# Wet brake oil



## bigblackbrute (Jun 3, 2009)

Is there any substitute for kawi wet brake oil. 

fatboyz customz


----------



## wolf_36 (Jul 7, 2010)

Yes , You can get it at advanced auto , auto zone ,Oriley's , tractor supply , its tractor oil just make sure it says for wet brakes on the jug


----------



## bigblackbrute (Jun 3, 2009)

Aite thanks alot bud

fatboyz customz


----------



## jrpro130 (May 10, 2009)

Tractor hydraulic fluid FTW!


----------



## mater750 (May 8, 2012)

I was wandering bout that myself

Sent from my SAMSUNG-SGH-I747 using Tapatalk 2


----------



## bigblackbrute (Jun 3, 2009)

Got a gallon at napa today. Proud of that napa oil.

fatboyz customz


----------



## brutemike (Mar 23, 2010)

bigblackbrute said:


> Got a gallon at napa today.
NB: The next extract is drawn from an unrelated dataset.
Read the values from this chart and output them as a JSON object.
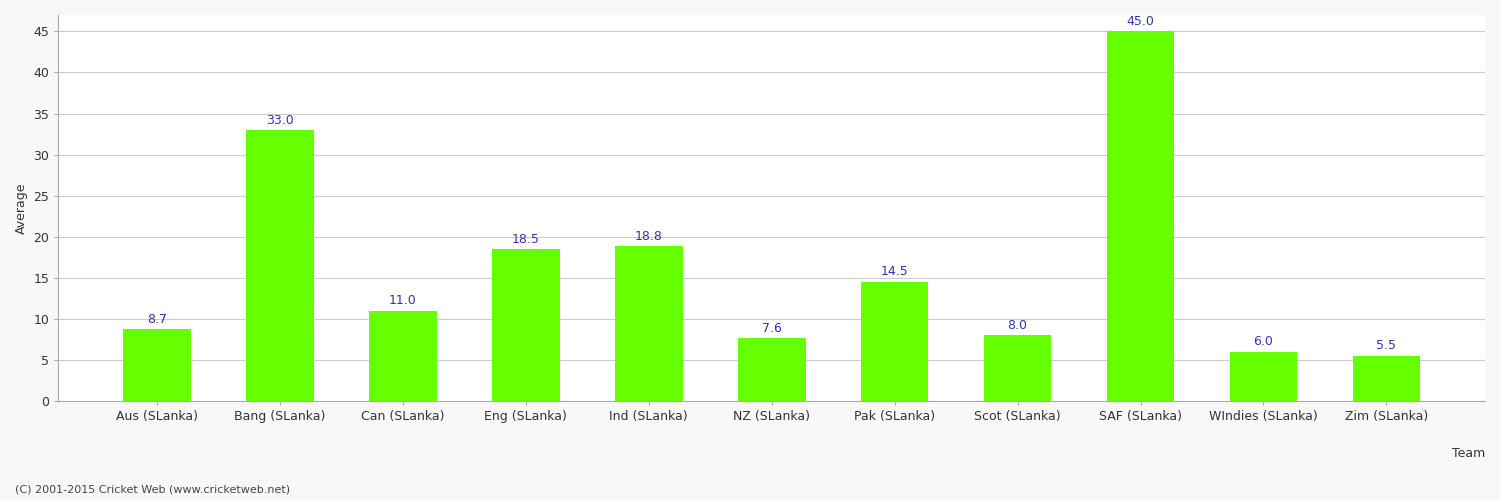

Proud of that napa oil.
> 
> fatboyz customz


How much and whats the name on it.I have a Napa over the hill from me.


----------



## bigblackbrute (Jun 3, 2009)

17 bucks for a gallon and it was napa hydrolic fluid for tractors with hydrostatic transmission. 

fatboyz customz


----------



## brutemike (Mar 23, 2010)

bigblackbrute said:


> 17 bucks for a gallon and it was napa hydrolic fluid for tractors with hydrostatic transmission.
> 
> fatboyz customz


Thanx again bud.


----------



## jprzr (May 1, 2011)

Same stuff I got at auto zone mike 


Rather be MUDDIN then using Tapatalk


----------



## JD GREEN (Mar 11, 2010)

I use John Deere Hy-Gaurd myself


----------